At 8:30 this morning I woke, sat up and saw Jr's foot on the floor in his room. Oh shit, I thought, another one of them days. I sat there a moment getting myself used to it, clearing my mind of expectation. All I knew was he was on the floor. But anything could be the case. I got up and took a look. Worse than the least I'd hoped it could be. Much worse.
He'd pulled his diapers down and let go a load in the bed, tried to get up to go to the bathroom and slid down the side of the bed leaving a track like a snail, asleep on the floor with his head wedged into a small space just big enough for his head. It was bad. With one half of my mind cussing, the other half put together the plan of sequence of events for cleaning up. Leave him where he is until I get him cleaned enough to put him in the wheelchair where he can wait while I change the bed. First step, a bucket of warm water, 2 wash cloths, latex gloves.
I did what I had to do, exactly as I'd planned it. Hospice nurse's aide Judy was scheduled to stop today, so I called and asked if she could schedule Jr early in the day. She came right on out. Tuesday and Thursdays are the days she comes by to clean him head to foot. She has even shaved him while he was sleeping. She's good. She talks to him tenderly, knowing it relaxes him. A few times he has said to her, 'I'm ashamed,' meaning embarrassed. She explained she cleans 8 and 9 people a day, this is what she does. She's good at keeping him calm, relaxed in her care. He has come to know her by now, so it's more like a friend dropping by.
Taking the sheets off the bed and changing all the padding that protects the sheets and bed, stuffing them into the washing machine, setting it going, and back to putting new sheets on the bed. Jr was in the wheelchair watching what I was doing when Judy arrived. He felt so bad I could see it in his demeanor. Inside, I was feeling what I was feeling, sometimes huffing and puffing feeling mad. That kind of thinking makes me stop my mind and tell myself it's like getting mad at the ocean. There's no blame, no fault, and after all, I wasn't drafted.
He told of how he fell through the roof. It was thin plywood, like eighth-inch, and he fell through. His car was still on the roof. He was worried about the car being on the roof, how we'd get it down. Judy told him it is out in the parking space and the car is fine. That was the end of it.
From start to finish did not take a great deal of time. While she worked on Jr, I worked on the bed, so when she was finished, he could go straight to bed. When he was tucked in and we left the room, I told him I'd keep the cows out of the house. He said, OK. Judy looked at me funny. It's something I say to give him a little laugh. It started a few years ago when he was asking what I did while he was sleeping. I told him I kept the cows out of the house. He thought that was funny, so I say it from time to time to give him a smile.
A little bit later nephew Bill came by and friend Harold Hayes. He was fairly far away by then and couldn't open his eyes or participate. I spoke to him with hand on his shoulder telling him who was there.
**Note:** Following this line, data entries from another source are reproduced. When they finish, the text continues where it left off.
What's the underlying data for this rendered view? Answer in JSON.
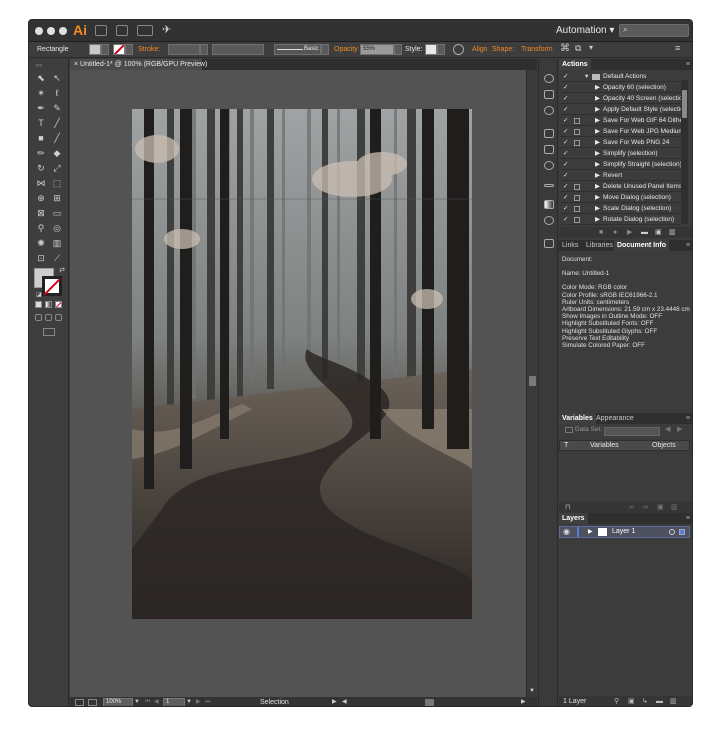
{
  "titlebar": {
    "app_logo": "Ai",
    "workspace": "Automation",
    "workspace_caret": "▾"
  },
  "control": {
    "tool_name": "Rectangle",
    "stroke_label": "Stroke:",
    "brush_label": "Basic",
    "opacity_label": "Opacity",
    "opacity_value": "55%",
    "style_label": "Style:",
    "align_label": "Align",
    "shape_label": "Shape:",
    "transform_label": "Transform"
  },
  "document": {
    "tab_label": "Untitled-1* @ 100% (RGB/GPU Preview)",
    "close": "×"
  },
  "status": {
    "zoom": "100%",
    "page": "1",
    "tool": "Selection"
  },
  "actions": {
    "tab": "Actions",
    "set_name": "Default Actions",
    "items": [
      "Opacity 60 (selection)",
      "Opacity 40 Screen (selection)",
      "Apply Default Style (selection)",
      "Save For Web GIF 64 Dithered",
      "Save For Web JPG Medium",
      "Save For Web PNG 24",
      "Simplify (selection)",
      "Simplify Straight (selection)",
      "Revert",
      "Delete Unused Panel Items",
      "Move Dialog (selection)",
      "Scale Dialog (selection)",
      "Rotate Dialog (selection)"
    ],
    "check": "✓"
  },
  "info_panel": {
    "tabs": [
      "Links",
      "Libraries",
      "Document Info"
    ],
    "heading": "Document:",
    "name_line": "Name: Untitled-1",
    "lines": [
      "Color Mode: RGB color",
      "Color Profile: sRGB IEC61966-2.1",
      "Ruler Units: centimeters",
      "Artboard Dimensions: 21.59 cm x 23.4448 cm",
      "Show Images in Outline Mode: OFF",
      "Highlight Substituted Fonts: OFF",
      "Highlight Substituted Glyphs: OFF",
      "Preserve Text Editability",
      "Simulate Colored Paper: OFF"
    ]
  },
  "variables_panel": {
    "tabs": [
      "Variables",
      "Appearance"
    ],
    "data_set_label": "Data Set:",
    "col_type": "T",
    "col_variables": "Variables",
    "col_objects": "Objects"
  },
  "layers_panel": {
    "tab": "Layers",
    "layer_name": "Layer 1",
    "footer": "1 Layer"
  },
  "colors": {
    "accent": "#f08a24",
    "panel": "#3c3c3c",
    "canvas": "#535353"
  }
}
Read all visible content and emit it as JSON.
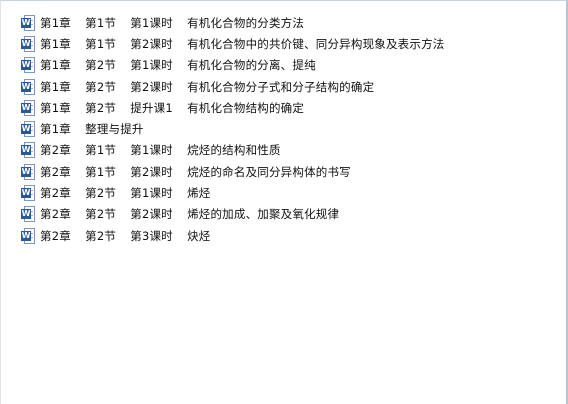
{
  "files": [
    {
      "name": "第1章  第1节  第1课时  有机化合物的分类方法",
      "icon": "word-doc-icon"
    },
    {
      "name": "第1章  第1节  第2课时  有机化合物中的共价键、同分异构现象及表示方法",
      "icon": "word-doc-icon"
    },
    {
      "name": "第1章  第2节  第1课时  有机化合物的分离、提纯",
      "icon": "word-doc-icon"
    },
    {
      "name": "第1章  第2节  第2课时  有机化合物分子式和分子结构的确定",
      "icon": "word-doc-icon"
    },
    {
      "name": "第1章  第2节  提升课1  有机化合物结构的确定",
      "icon": "word-doc-icon"
    },
    {
      "name": "第1章  整理与提升",
      "icon": "word-doc-icon"
    },
    {
      "name": "第2章  第1节  第1课时  烷烃的结构和性质",
      "icon": "word-doc-icon"
    },
    {
      "name": "第2章  第1节  第2课时  烷烃的命名及同分异构体的书写",
      "icon": "word-doc-icon"
    },
    {
      "name": "第2章  第2节  第1课时  烯烃",
      "icon": "word-doc-icon"
    },
    {
      "name": "第2章  第2节  第2课时  烯烃的加成、加聚及氧化规律",
      "icon": "word-doc-icon"
    },
    {
      "name": "第2章  第2节  第3课时  炔烃",
      "icon": "word-doc-icon"
    }
  ],
  "icon_badge_letter": "W",
  "colors": {
    "word_blue": "#2b5797",
    "text": "#111111",
    "background": "#ffffff"
  }
}
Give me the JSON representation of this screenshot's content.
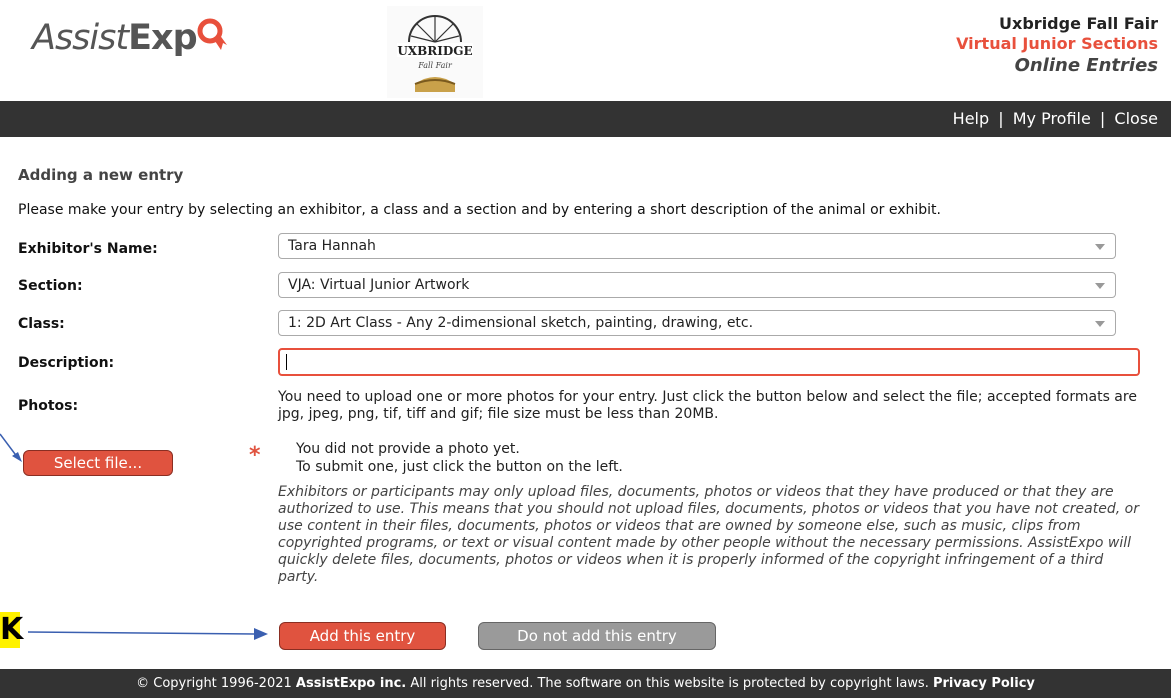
{
  "header": {
    "brand_assist": "Assist",
    "brand_expo": "Exp",
    "fair_logo_text": "UXBRIDGE",
    "fair_logo_sub": "Fall Fair",
    "line1": "Uxbridge Fall Fair",
    "line2": "Virtual Junior Sections",
    "line3": "Online Entries"
  },
  "nav": {
    "help": "Help",
    "sep1": "|",
    "my_profile": "My Profile",
    "sep2": "|",
    "close": "Close"
  },
  "form": {
    "title": "Adding a new entry",
    "intro": "Please make your entry by selecting an exhibitor, a class and a section and by entering a short description of the animal or exhibit.",
    "exhibitor_label": "Exhibitor's Name:",
    "exhibitor_value": "Tara Hannah",
    "section_label": "Section:",
    "section_value": "VJA: Virtual Junior Artwork",
    "class_label": "Class:",
    "class_value": "1: 2D Art Class - Any 2-dimensional sketch, painting, drawing, etc.",
    "description_label": "Description:",
    "description_value": "",
    "photos_label": "Photos:",
    "photos_help": "You need to upload one or more photos for your entry. Just click the button below and select the file; accepted formats are jpg, jpeg, png, tif, tiff and gif; file size must be less than 20MB.",
    "select_file_label": "Select file...",
    "required_mark": "*",
    "photo_status_line1": "You did not provide a photo yet.",
    "photo_status_line2": "To submit one, just click the button on the left.",
    "disclaimer": "Exhibitors or participants may only upload files, documents, photos or videos that they have produced or that they are authorized to use. This means that you should not upload files, documents, photos or videos that you have not created, or use content in their files, documents, photos or videos that are owned by someone else, such as music, clips from copyrighted programs, or text or visual content made by other people without the necessary permissions. AssistExpo will quickly delete files, documents, photos or videos when it is properly informed of the copyright infringement of a third party.",
    "add_label": "Add this entry",
    "no_add_label": "Do not add this entry"
  },
  "annotation": {
    "highlight_text": "K"
  },
  "footer": {
    "prefix": "© Copyright 1996-2021 ",
    "company": "AssistExpo inc.",
    "middle": " All rights reserved. The software on this website is protected by copyright laws. ",
    "privacy": "Privacy Policy"
  },
  "colors": {
    "accent": "#e0533f",
    "dark_bar": "#333333",
    "secondary_button": "#9a9a9a"
  }
}
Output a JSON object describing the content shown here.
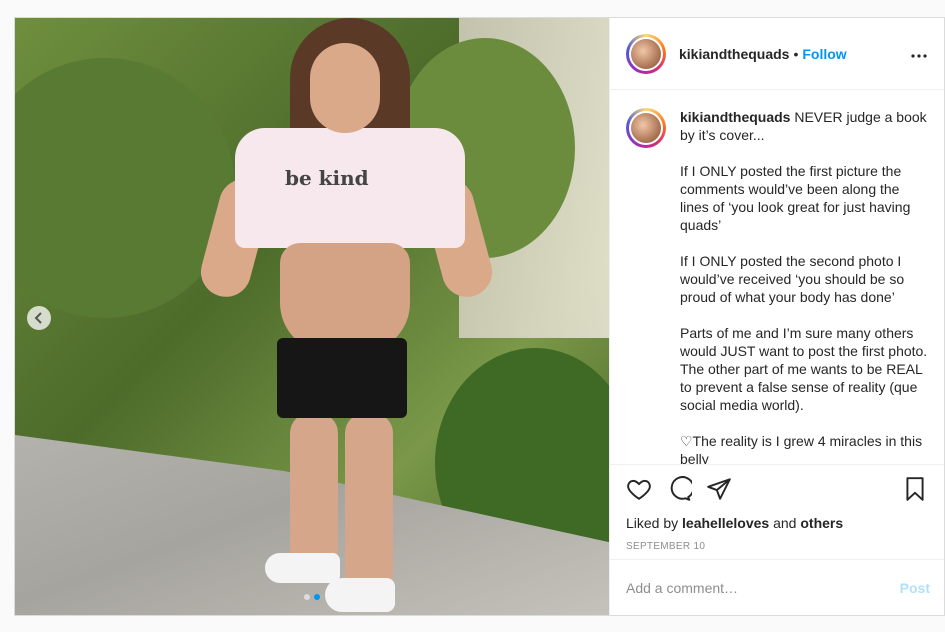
{
  "media": {
    "shirt_text": "be kind",
    "prev_icon": "chevron-left-icon",
    "slide_count": 2,
    "active_slide": 2
  },
  "header": {
    "username": "kikiandthequads",
    "separator": "•",
    "follow_label": "Follow",
    "more_icon": "more-horizontal-icon",
    "more_label": "•••"
  },
  "caption": {
    "username": "kikiandthequads",
    "text": " NEVER judge a book by it’s cover...\n\nIf I ONLY posted the first picture the comments would’ve been along the lines of ‘you look great for just having quads’\n\nIf I ONLY posted the second photo I would’ve received ‘you should be so proud of what your body has done’\n\nParts of me and I’m sure many others would JUST want to post the first photo. The other part of me wants to be REAL to prevent a false sense of reality (que social media world).\n\n♡The reality is I grew 4 miracles in this belly"
  },
  "actions": {
    "like_icon": "heart-icon",
    "comment_icon": "comment-icon",
    "share_icon": "share-icon",
    "save_icon": "bookmark-icon",
    "liked_prefix": "Liked by ",
    "liked_user": "leahelleloves",
    "liked_and": " and ",
    "liked_others": "others",
    "date": "SEPTEMBER 10"
  },
  "comment_box": {
    "placeholder": "Add a comment…",
    "post_label": "Post"
  },
  "colors": {
    "accent": "#0095f6",
    "post_disabled": "#b2dffc",
    "border": "#dbdbdb",
    "muted": "#8e8e8e"
  }
}
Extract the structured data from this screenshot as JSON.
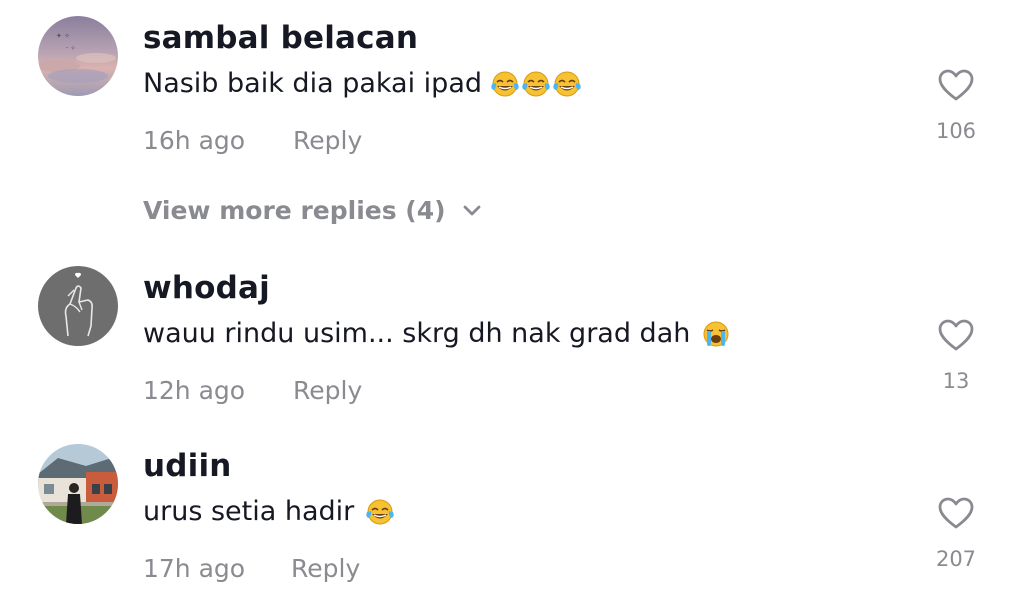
{
  "comments": [
    {
      "username": "sambal belacan",
      "text": "Nasib baik dia pakai ipad",
      "emoji": [
        "face-with-tears-of-joy",
        "face-with-tears-of-joy",
        "face-with-tears-of-joy"
      ],
      "time": "16h ago",
      "reply_label": "Reply",
      "likes": "106",
      "avatar": "avatar-sunset-sky"
    },
    {
      "username": "whodaj",
      "text": "wauu rindu usim... skrg dh nak grad dah",
      "emoji": [
        "loudly-crying-face"
      ],
      "time": "12h ago",
      "reply_label": "Reply",
      "likes": "13",
      "avatar": "avatar-finger-heart"
    },
    {
      "username": "udiin",
      "text": "urus setia hadir",
      "emoji": [
        "face-with-tears-of-joy"
      ],
      "time": "17h ago",
      "reply_label": "Reply",
      "likes": "207",
      "avatar": "avatar-person-house"
    }
  ],
  "view_more_replies": "View more replies (4)",
  "icons": {
    "like": "heart-outline-icon",
    "expand": "chevron-down-icon"
  },
  "colors": {
    "primary_text": "#161823",
    "secondary_text": "#8a8b91",
    "background": "#ffffff"
  }
}
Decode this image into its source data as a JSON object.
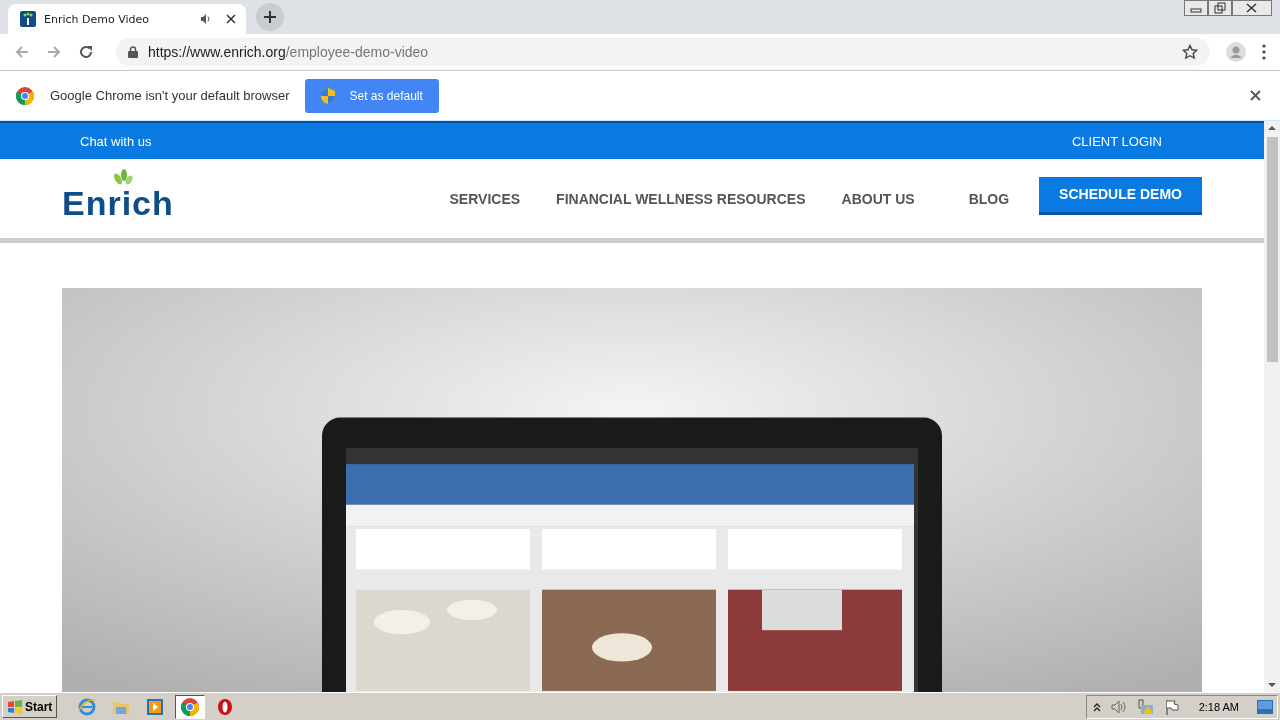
{
  "tabs": [
    {
      "title": "Enrich Demo Video",
      "selected": true,
      "audio": true
    }
  ],
  "address": {
    "host": "https://www.enrich.org",
    "path": "/employee-demo-video"
  },
  "infobar": {
    "message": "Google Chrome isn't your default browser",
    "button": "Set as default"
  },
  "site": {
    "topbar": {
      "chat": "Chat with us",
      "login": "CLIENT LOGIN"
    },
    "logo": "Enrich",
    "nav": [
      "SERVICES",
      "FINANCIAL WELLNESS RESOURCES",
      "ABOUT US",
      "BLOG"
    ],
    "cta": "SCHEDULE DEMO",
    "video": {
      "kind": "picture"
    }
  },
  "taskbar": {
    "start": "Start",
    "apps": [
      {
        "kind": "ie",
        "selected": false
      },
      {
        "kind": "folder",
        "selected": false
      },
      {
        "kind": "media",
        "selected": false
      },
      {
        "kind": "chrome",
        "selected": true
      },
      {
        "kind": "opera",
        "selected": false
      }
    ],
    "clock": "2:18 AM"
  }
}
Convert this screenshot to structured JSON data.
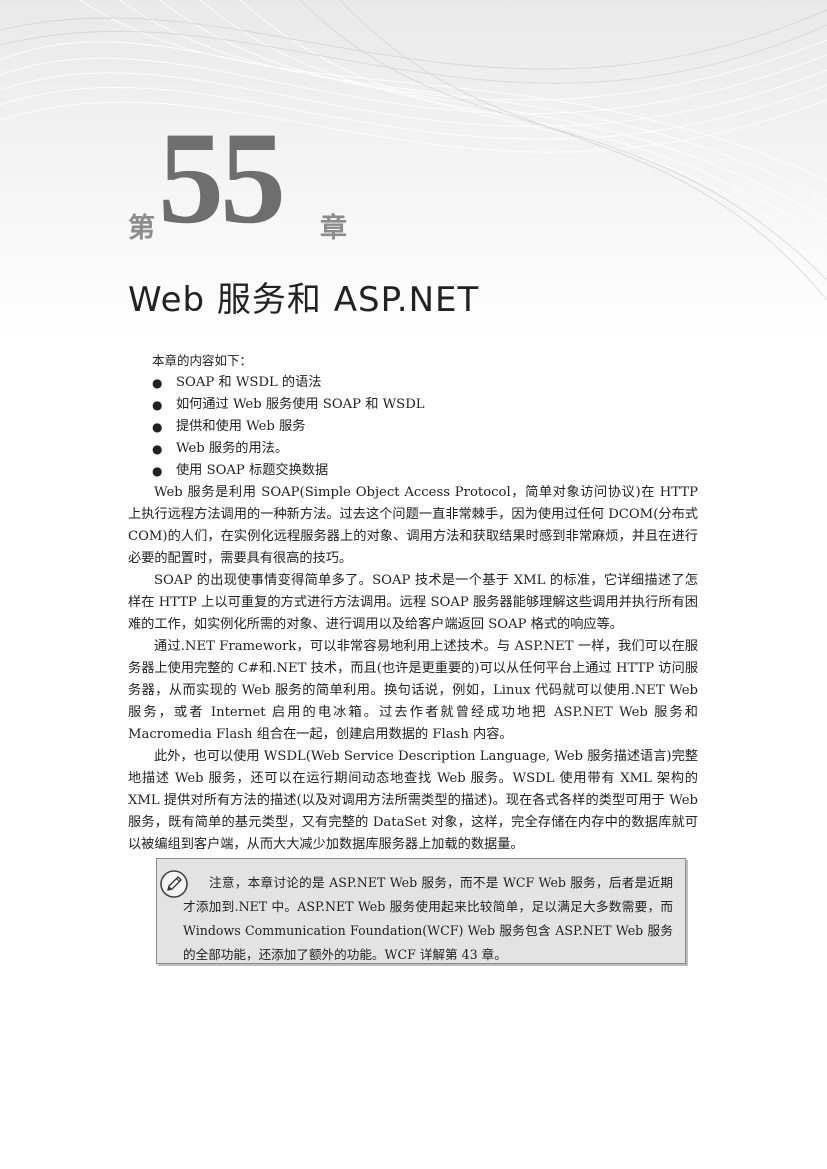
{
  "chapter": {
    "prefix": "第",
    "number": "55",
    "suffix": "章",
    "title": "Web 服务和 ASP.NET"
  },
  "intro": "本章的内容如下：",
  "bullets": [
    "SOAP 和 WSDL 的语法",
    "如何通过 Web 服务使用 SOAP 和 WSDL",
    "提供和使用 Web 服务",
    "Web 服务的用法。",
    "使用 SOAP 标题交换数据"
  ],
  "paragraphs": [
    "Web 服务是利用 SOAP(Simple Object Access Protocol，简单对象访问协议)在 HTTP 上执行远程方法调用的一种新方法。过去这个问题一直非常棘手，因为使用过任何 DCOM(分布式 COM)的人们，在实例化远程服务器上的对象、调用方法和获取结果时感到非常麻烦，并且在进行必要的配置时，需要具有很高的技巧。",
    "SOAP 的出现使事情变得简单多了。SOAP 技术是一个基于 XML 的标准，它详细描述了怎样在 HTTP 上以可重复的方式进行方法调用。远程 SOAP 服务器能够理解这些调用并执行所有困难的工作，如实例化所需的对象、进行调用以及给客户端返回 SOAP 格式的响应等。",
    "通过.NET Framework，可以非常容易地利用上述技术。与 ASP.NET 一样，我们可以在服务器上使用完整的 C#和.NET 技术，而且(也许是更重要的)可以从任何平台上通过 HTTP 访问服务器，从而实现的 Web 服务的简单利用。换句话说，例如，Linux 代码就可以使用.NET Web 服务，或者 Internet 启用的电冰箱。过去作者就曾经成功地把 ASP.NET Web 服务和 Macromedia Flash 组合在一起，创建启用数据的 Flash 内容。",
    "此外，也可以使用 WSDL(Web Service Description Language, Web 服务描述语言)完整地描述 Web 服务，还可以在运行期间动态地查找 Web 服务。WSDL 使用带有 XML 架构的 XML 提供对所有方法的描述(以及对调用方法所需类型的描述)。现在各式各样的类型可用于 Web 服务，既有简单的基元类型，又有完整的 DataSet 对象，这样，完全存储在内存中的数据库就可以被编组到客户端，从而大大减少加数据库服务器上加载的数据量。"
  ],
  "note": {
    "icon": "pencil-icon",
    "text": "注意，本章讨论的是 ASP.NET Web 服务，而不是 WCF Web 服务，后者是近期才添加到.NET 中。ASP.NET Web 服务使用起来比较简单，足以满足大多数需要，而 Windows Communication Foundation(WCF) Web 服务包含 ASP.NET Web 服务的全部功能，还添加了额外的功能。WCF 详解第 43 章。"
  },
  "colors": {
    "chapter_number": "#6e6e6e",
    "chapter_glyph": "#8c8c8c",
    "note_bg": "#e3e3e3",
    "note_border": "#8a8a8a"
  }
}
He muttered on his breath and drifted away. I brought both of them up to date on how he's getting along. At one point he apologized to me for being a bother. I told him he's not a bother, this is what I'm here for. Then realized I'd probably been telling Harold a bit of what happened earlier and Jr heard me and felt ashamed. I didn't feel too good about that. I remember his subconscious is still there and it's that part of Jr I connect with. I need to stop talking in his presence like he's not there, because he is, and it doesn't feel good to be talked about when you're helpless.
Mary from Hospice came by and sat with him so I could run to town for grocery store. That was a big help and she's a wonderful woman. I bought THE BIG ONE this time, the giant size laundry detergent. I've been running through the smaller ones, one a week. This one might last two weeks. I'm learning a lot of things women know these days, like laundry every day, cleaning up after other people. Seeing myself do these things I think about all that women know that men don't have a clue about. A thought ran through my head, more men need this experience. But I threw it out, because it's something I can't do anything about, but for myself. It reminded me of how grateful I am for this experience. The parts that make me cuss are good too, as it's just a way of easing frustration. Beats breaking dishes. And it's more fun.
In the afternoon I turned the telephone off and stretched out on the floor with a pillow and dozed in and out of sleep for 3 hours. My electrical system was cranked up so high it took quite awhile to drift out of consciousness, but that was OK. I just lay there to relax and follow the mind like watching clouds, just let it roll wherever it goes, at first hurried thinking that slowed down and slowed some more to the point I felt like I was about where Jr is, in a place that is not quite sleep, but unaware of everything, even thought, a zone of peace that still sees pictures in the mind, but thinks nothing of them.